The next morning, the minivan drives from guesthouses to guesthouses to pick up a motley blend of tourists. We briefly stop at a temple carved in a grottoe. Hordes of monkeys leap from a branch to another one and come to swiftly snatch bananas and peanuts tourists offer. With a full stomach, the four-handed animals grab the veines and dash uphill.
A few kilometers further, we swap the minivan fo a long-tail boat. The low tide unveils the knotty roots of the mangroves. Intertwined roots that change the banks into an impenetrable mangrove. We stop at the floating village of Pianyee where we have lunch.
In the beginning of the afternoon, the digestion starts on a small inflatable kayak. We go through caves the low tide made accessible to come out into a kind of well. Open-air cavities at the center of a stone peak. In the middle of these long rocky chimneys carved by the time, we don't hear the loud engines and the shouts any more. We live some unique moments of serenity in a secret place with the weird sensation these secluded spots give. The feeling to be a pioneer, the first one who discovered this mysterious and restful place. Forgotten the throng of tourists that come here to visit around ; the openings are so many everyone can enjoy his "own" lake with a private access.
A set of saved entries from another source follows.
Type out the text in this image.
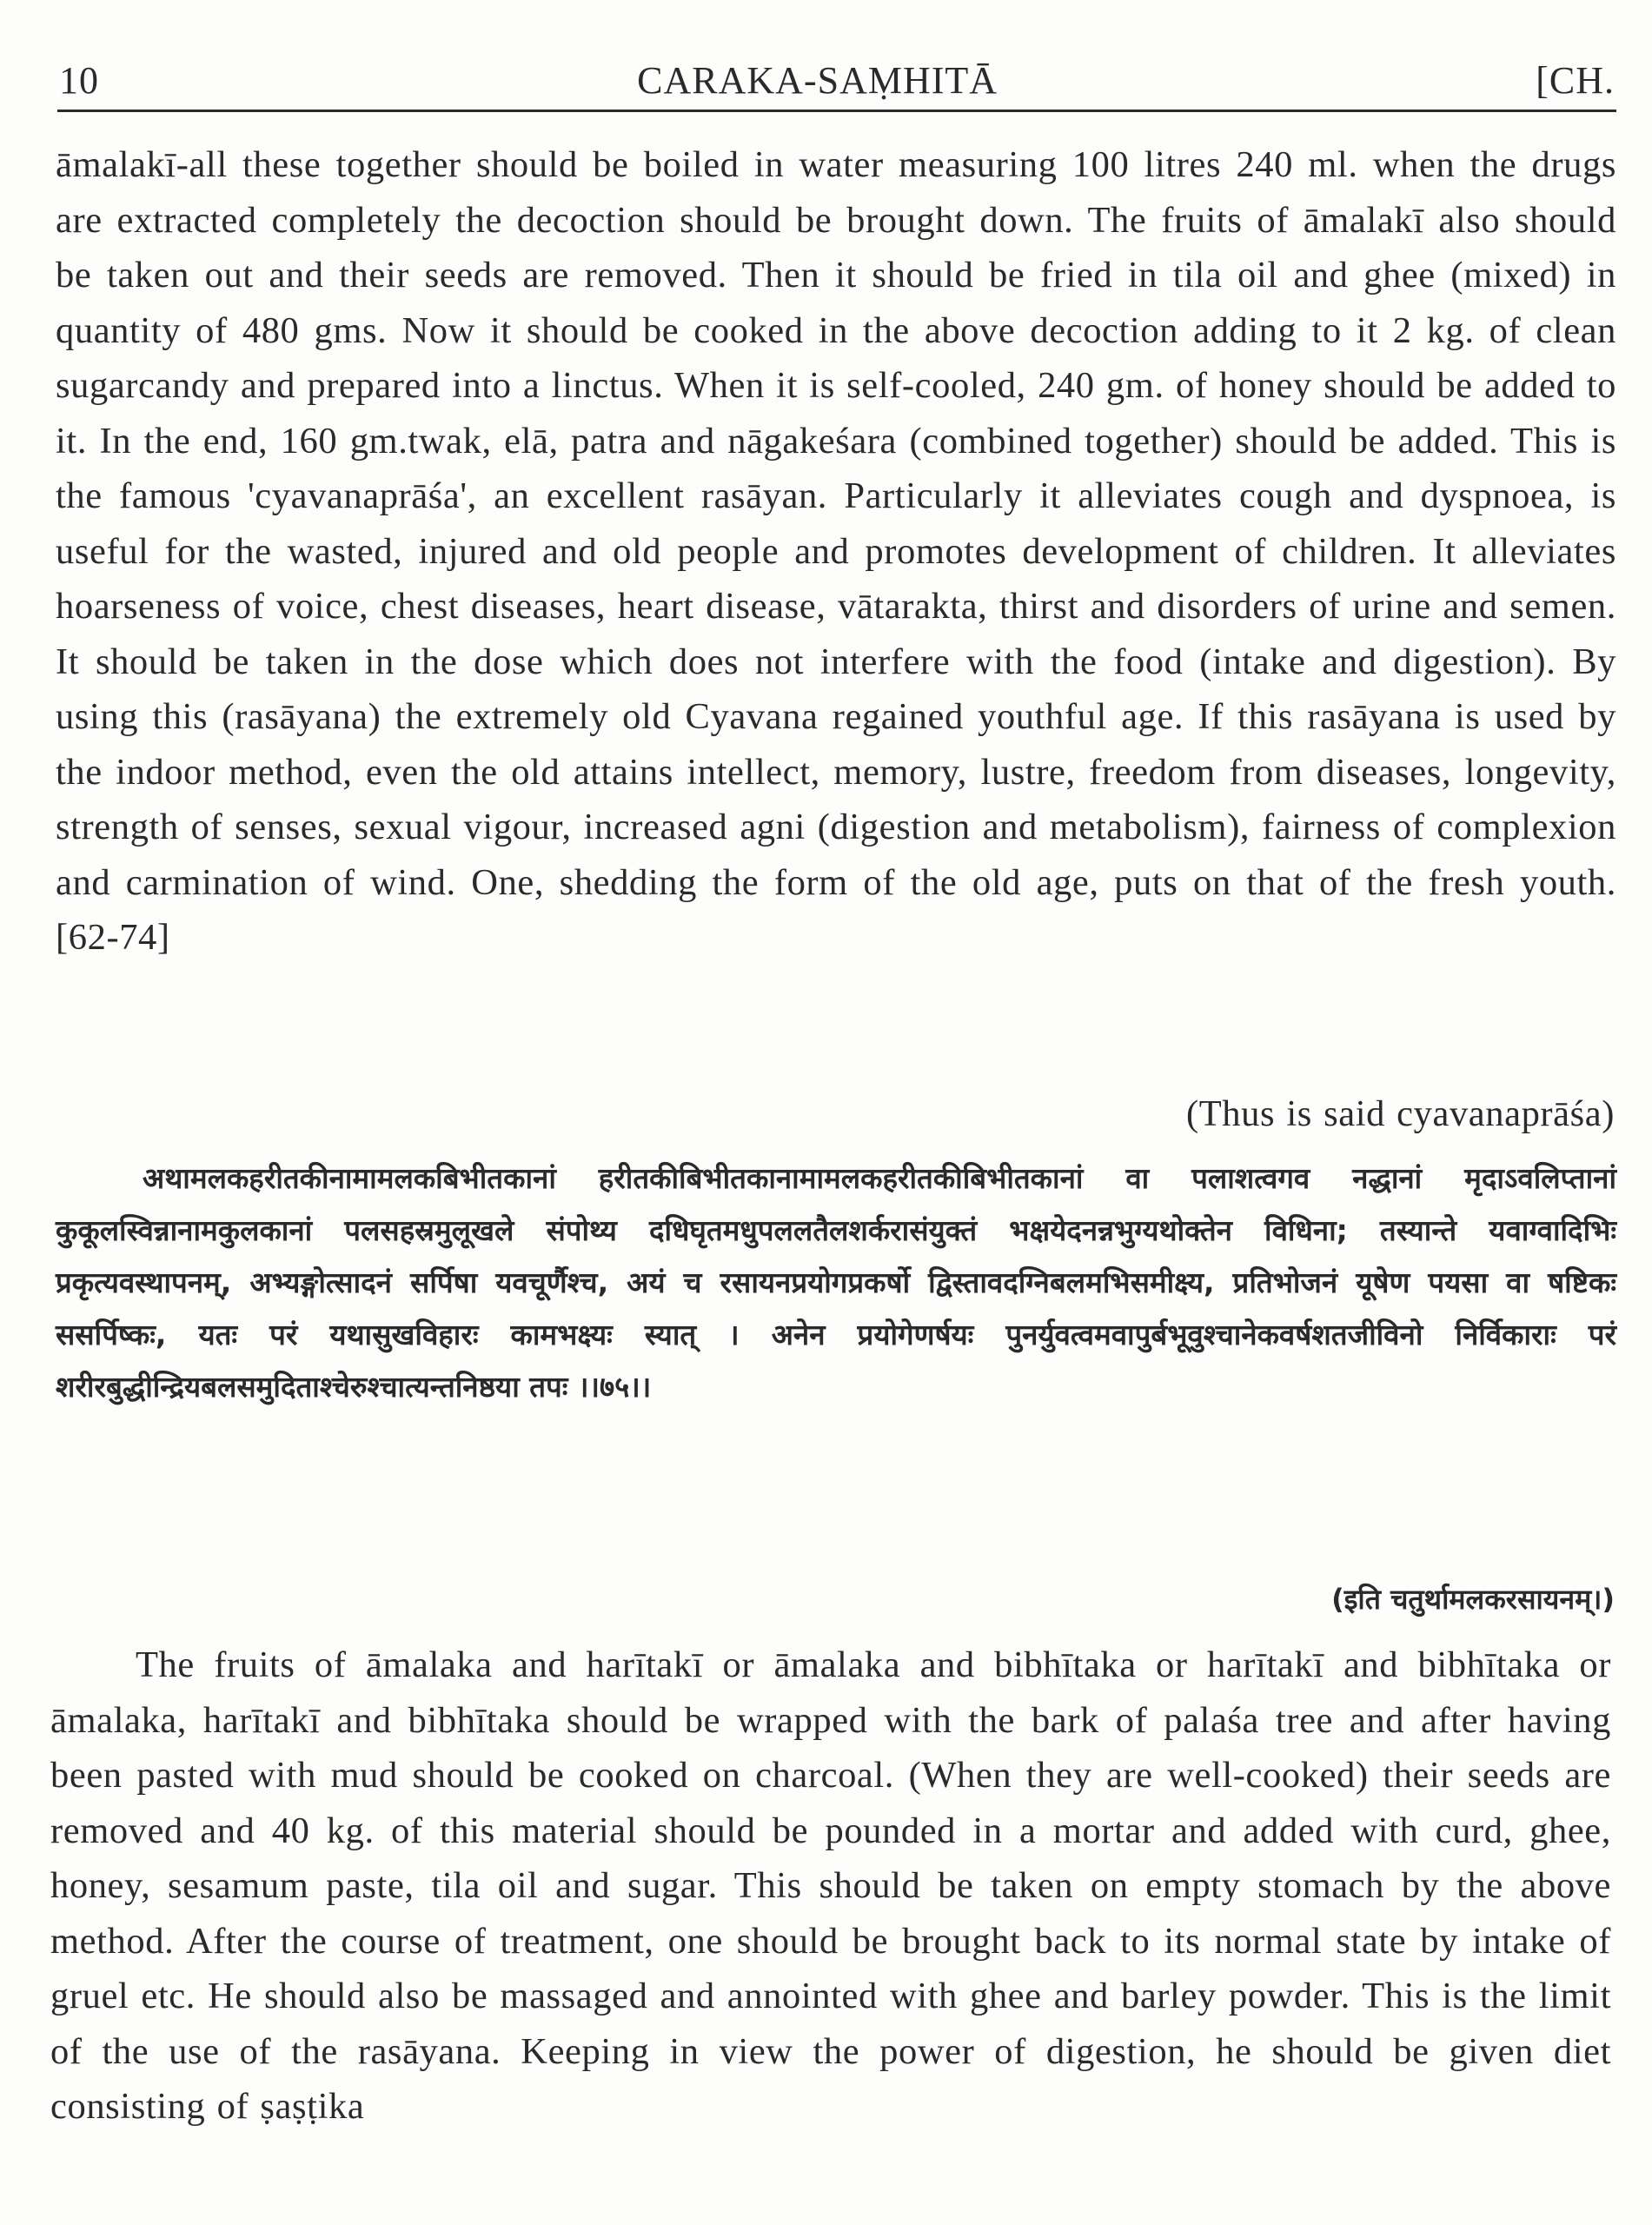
10	CARAKA-SAṂHITĀ	[CH.

āmalakī-all these together should be boiled in water measuring 100 litres 240 ml. when the drugs are extracted completely the decoction should be brought down. The fruits of āmalakī also should be taken out and their seeds are removed. Then it should be fried in tila oil and ghee (mixed) in quantity of 480 gms. Now it should be cooked in the above decoction adding to it 2 kg. of clean sugarcandy and prepared into a linctus. When it is self-cooled, 240 gm. of honey should be added to it. In the end, 160 gm.twak, elā, patra and nāgakeśara (combined together) should be added. This is the famous 'cyavanaprāśa', an excellent rasāyan. Particularly it alleviates cough and dyspnoea, is useful for the wasted, injured and old people and promotes development of children. It alleviates hoarseness of voice, chest diseases, heart disease, vātarakta, thirst and disorders of urine and semen. It should be taken in the dose which does not interfere with the food (intake and digestion). By using this (rasāyana) the extremely old Cyavana regained youthful age. If this rasāyana is used by the indoor method, even the old attains intellect, memory, lustre, freedom from diseases, longevity, strength of senses, sexual vigour, increased agni (digestion and metabolism), fairness of complexion and carmination of wind. One, shedding the form of the old age, puts on that of the fresh youth. [62-74]

(Thus is said cyavanaprāśa)
अथामलकहरीतकीनामामलकबिभीतकानां हरीतकीबिभीतकानामामलकहरीतकीबिभीतकानां वा पलाशत्वगव नद्धानां मृदाऽवलिप्तानां कुकूलस्विन्नानामकुलकानां पलसहस्रमुलूखले संपोथ्य दधिघृतमधुपललतैलशर्करासंयुक्तं भक्षयेदनन्नभुग्यथोक्तेन विधिना; तस्यान्ते यवाग्वादिभिः प्रकृत्यवस्थापनम्, अभ्यङ्गोत्सादनं सर्पिषा यवचूर्णैश्च, अयं च रसायनप्रयोगप्रकर्षो द्विस्तावदग्निबलमभिसमीक्ष्य, प्रतिभोजनं यूषेण पयसा वा षष्टिकः ससर्पिष्कः, यतः परं यथासुखविहारः कामभक्ष्यः स्यात् । अनेन प्रयोगेणर्षयः पुनर्युवत्वमवापुर्बभूवुश्चानेकवर्षशतजीविनो निर्विकाराः परं शरीरबुद्धीन्द्रियबलसमुदिताश्चेरुश्चात्यन्तनिष्ठया तपः ।।७५।।
(इति चतुर्थामलकरसायनम्।)

The fruits of āmalaka and harītakī or āmalaka and bibhītaka or harītakī and bibhītaka or āmalaka, harītakī and bibhītaka should be wrapped with the bark of palaśa tree and after having been pasted with mud should be cooked on charcoal. (When they are well-cooked) their seeds are removed and 40 kg. of this material should be pounded in a mortar and added with curd, ghee, honey, sesamum paste, tila oil and sugar. This should be taken on empty stomach by the above method. After the course of treatment, one should be brought back to its normal state by intake of gruel etc. He should also be massaged and annointed with ghee and barley powder. This is the limit of the use of the rasāyana. Keeping in view the power of digestion, he should be given diet consisting of ṣaṣṭika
We hop on the boat to sail to the island called the James Bond Island since a scene of the movie Goldfinger was shot there. A giant and unique nail punches the bay. An impressive picture but the island is overloaded with tourists who damage the calmness of this bit of isolated land.
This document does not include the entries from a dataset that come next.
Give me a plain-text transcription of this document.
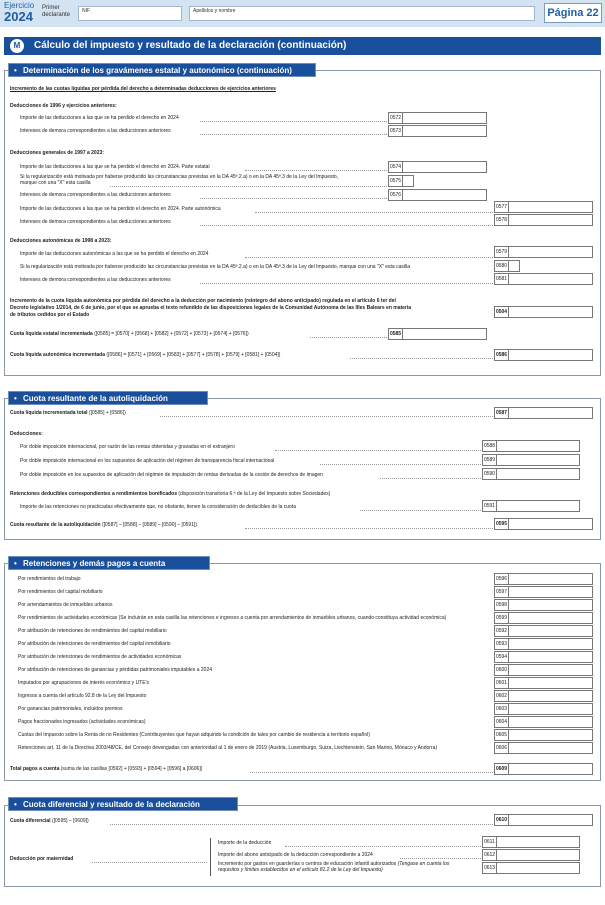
Ejercicio
2024
Primer declarante
NIF	Apellidos y nombre	Página 22
M	Cálculo del impuesto y resultado de la declaración (continuación)
• Determinación de los gravámenes estatal y autonómico (continuación)
Incremento de las cuotas líquidas por pérdida del derecho a determinadas deducciones de ejercicios anteriores
Deducciones de 1996 y ejercicios anteriores:
Importe de las deducciones a las que se ha perdido el derecho en 2024	0572
Intereses de demora correspondientes a las deducciones anteriores	0573
Deducciones generales de 1997 a 2023:
Importe de las deducciones a las que se ha perdido el derecho en 2024. Parte estatal	0574
Si la regularización está motivada por haberse producido las circunstancias previstas en la DA 45ª.2.a) o en la DA 45ª.3 de la Ley del Impuesto,
marque con una "X" esta casilla	0575
Intereses de demora correspondientes a las deducciones anteriores	0576
Importe de las deducciones a las que se ha perdido el derecho en 2024. Parte autonómica	0577
Intereses de demora correspondientes a las deducciones anteriores	0578
Deducciones autonómicas de 1998 a 2023:
Importe de las deducciones autonómicas a las que se ha perdido el derecho en 2024	0579
Si la regularización está motivada por haberse producido las circunstancias previstas en la DA 45ª.2.a) o en la DA 45ª.3 de la Ley del Impuesto, marque con una "X" esta casilla	0580
Intereses de demora correspondientes a las deducciones anteriores	0581
Incremento de la cuota líquida autonómica por pérdida del derecho a la deducción por nacimiento (reintegro del abono anticipado) regulada en el artículo 6 ter del
Decreto legislativo 1/2014, de 6 de junio, por el que se aprueba el texto refundido de las disposiciones legales de la Comunidad Autónoma de las Illes Balears en materia
de tributos cedidos por el Estado	0504
Cuota líquida estatal incrementada ([0585] = [0570] + [0568] + [0582] + [0572] + [0573] + [0574] + [0576])	0585
Cuota líquida autonómica incrementada ([0586] = [0571] + [0569] + [0583] + [0577] + [0578] + [0579] + [0581] + [0504])	0586
• Cuota resultante de la autoliquidación
Cuota líquida incrementada total ([0585] + [0586])	0587
Deducciones:
Por doble imposición internacional, por razón de las rentas obtenidas y gravadas en el extranjero	0588
Por doble imposición internacional en los supuestos de aplicación del régimen de transparencia fiscal internacional	0589
Por doble imposición en los supuestos de aplicación del régimen de imputación de rentas derivadas de la cesión de derechos de imagen	0590
Retenciones deducibles correspondientes a rendimientos bonificados (disposición transitoria 6.ª de la Ley del Impuesto sobre Sociedades)
Importe de las retenciones no practicadas efectivamente que, no obstante, tienen la consideración de deducibles de la cuota	0591
Cuota resultante de la autoliquidación ([0587] – [0588] – [0589] – [0590] – [0591])	0595
• Retenciones y demás pagos a cuenta
Por rendimientos del trabajo	0596
Por rendimientos del capital mobiliario	0597
Por arrendamientos de inmuebles urbanos	0598
Por rendimientos de actividades económicas (Se incluirán en esta casilla las retenciones e ingresos a cuenta por arrendamientos de inmuebles urbanos, cuando constituya actividad económica)	0599
Por atribución de retenciones de rendimientos del capital mobiliario	0592
Por atribución de retenciones de rendimientos del capital inmobiliario	0593
Por atribución de retenciones de rendimientos de actividades económicas	0594
Por atribución de retenciones de ganancias y pérdidas patrimoniales imputables a 2024	0600
Imputados por agrupaciones de interés económico y UTE's	0601
Ingresos a cuenta del artículo 92.8 de la Ley del Impuesto	0602
Por ganancias patrimoniales, incluidos premios	0603
Pagos fraccionados ingresados (actividades económicas)	0604
Cuotas del Impuesto sobre la Renta de no Residentes (Contribuyentes que hayan adquirido la condición de tales por cambio de residencia a territorio español)	0605
Retenciones art. 11 de la Directiva 2003/48/CE, del Consejo devengadas con anterioridad al 1 de enero de 2019 (Austria, Luxemburgo, Suiza, Liechtenstein, San Marino, Mónaco y Andorra)	0606
Total pagos a cuenta (suma de las casillas [0592] + [0593] + [0594] + [0596] a [0606])	0609
• Cuota diferencial y resultado de la declaración
Cuota diferencial ([0595] – [0609])	0610
Deducción por maternidad
Importe de la deducción	0611
Importe del abono anticipado de la deducción correspondiente a 2024	0612
Incremento por gastos en guarderías o centros de educación infantil autorizados (Tengase en cuenta los
requisitos y límites establecidos en el artículo 81.2 de la Ley del Impuesto)	0613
A day full of attractions and gorgeous landscapes even if the heavy touristy concentration ruin the pleasure a little bit.
We go back to Bangkok by bus to spend a last night in the capital. 15 days passed among tuks-tuks, paradisiac beaches and tropical fish. The time went by too fast. It's always what we say when we liked what we've just lived.
Thursday 25 October 2007
Paradisiac beaches on the Koh Phi Phi island
By dorian on Thursday 25 October 2007, 22:35 - RTW-Thailand
Steep rocky walls that a green and lush nature trickles over. Strips of sand gnaw the rock to form superb bays. The island of Koh Phi phi is actully composed of 2 islands : Phi Phi Don and Phi Phi Leh.
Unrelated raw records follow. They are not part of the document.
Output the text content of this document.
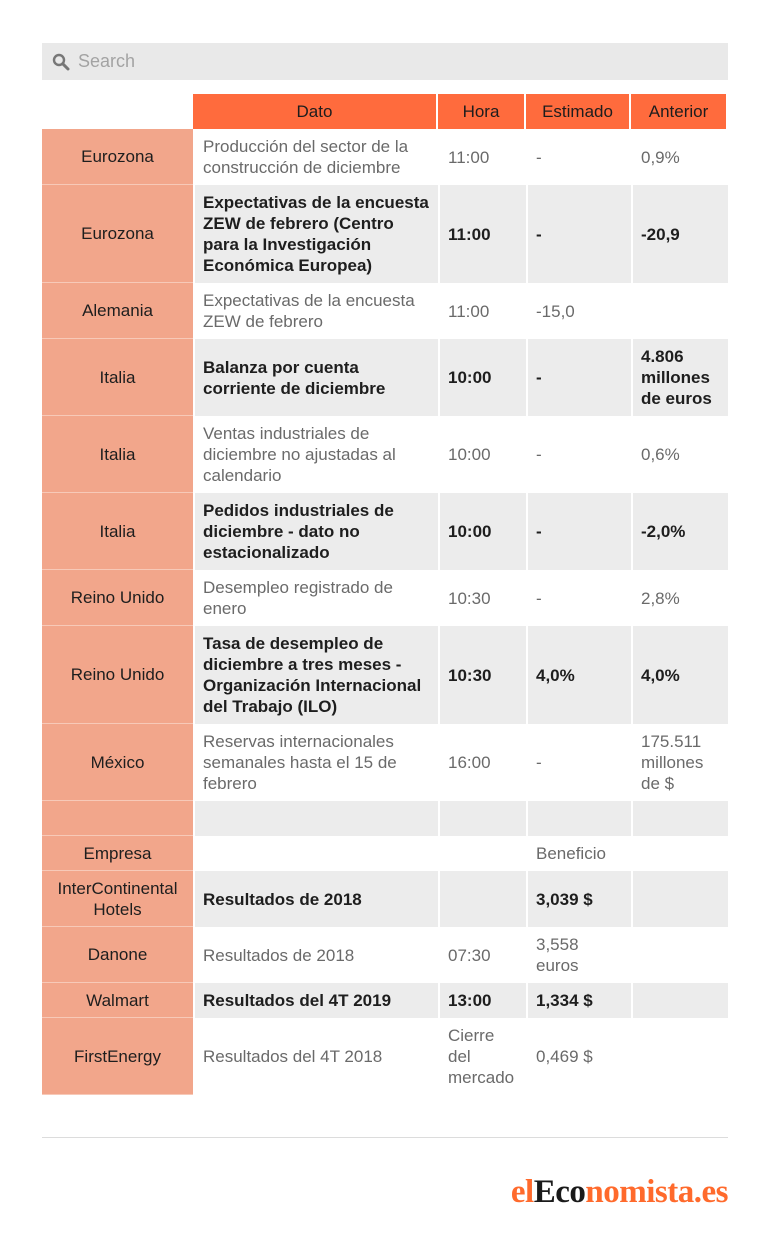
Search
	Dato	Hora	Estimado	Anterior
Eurozona	Producción del sector de la construcción de diciembre	11:00	-	0,9%
Eurozona	Expectativas de la encuesta ZEW de febrero (Centro para la Investigación Económica Europea)	11:00	-	-20,9
Alemania	Expectativas de la encuesta ZEW de febrero	11:00	-15,0	
Italia	Balanza por cuenta corriente de diciembre	10:00	-	4.806 millones de euros
Italia	Ventas industriales de diciembre no ajustadas al calendario	10:00	-	0,6%
Italia	Pedidos industriales de diciembre - dato no estacionalizado	10:00	-	-2,0%
Reino Unido	Desempleo registrado de enero	10:30	-	2,8%
Reino Unido	Tasa de desempleo de diciembre a tres meses - Organización Internacional del Trabajo (ILO)	10:30	4,0%	4,0%
México	Reservas internacionales semanales hasta el 15 de febrero	16:00	-	175.511 millones de $

Empresa			Beneficio	
InterContinental Hotels	Resultados de 2018		3,039 $	
Danone	Resultados de 2018	07:30	3,558 euros	
Walmart	Resultados del 4T 2019	13:00	1,334 $	
FirstEnergy	Resultados del 4T 2018	Cierre del mercado	0,469 $	
elEconomista.es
Phi Phi Don is characterized by 2 crescents of sand linking the two headlands of the island which shape a big "X" within the blue immensity. As for Phi Phi Leh, it's a protected area and it's impossible to stay and sleep on. It harbours some grottoes swallows get in to build their nest, a nest they make with their saliva. Climbing bamboo ladders, a few life-risking villagers go to pick them. These nests are famous for their aphrodisiac powers and are an ingredient of Chinese soups. At 2500 euros a kilo, these nests are considered as national treasure and the grottoes entrances are guarded. Phi Phi Leh is also famous to be the scenery of the movie "the beach" and full of scuba diving and snorkelling spots dot the coastline.
The sea bed gives the gorgeous beaches their cue. Funnel-shaped corals and red gorgones spread out and extend the rock while anemones and giant clams attempt to cling to. Seaweeds and mosses struggle to occupy the last free parcels of rock. Soft corals dance according to the currents and hide throngs of angel- and butterfly-fish. Close to the surface, the trumpet-fish wanders about alone while near the bottom, the struggle is fierce for some crumbs of corals.
The parrot-fish shatters the coral and the clown-fish frantically swims among the anemones. Within the chinks of the rock, porcupine- and box-fish clumsily move about. Turtles, black-tip sharks and lion-fish complete this submarine watercolour.
Everyday, the same ritual which turns into a deep pleasure : fixing the mask and going underwater to discover the submarine kingdom. An intoxicating kingdom we fall in love a little bit more after each dive.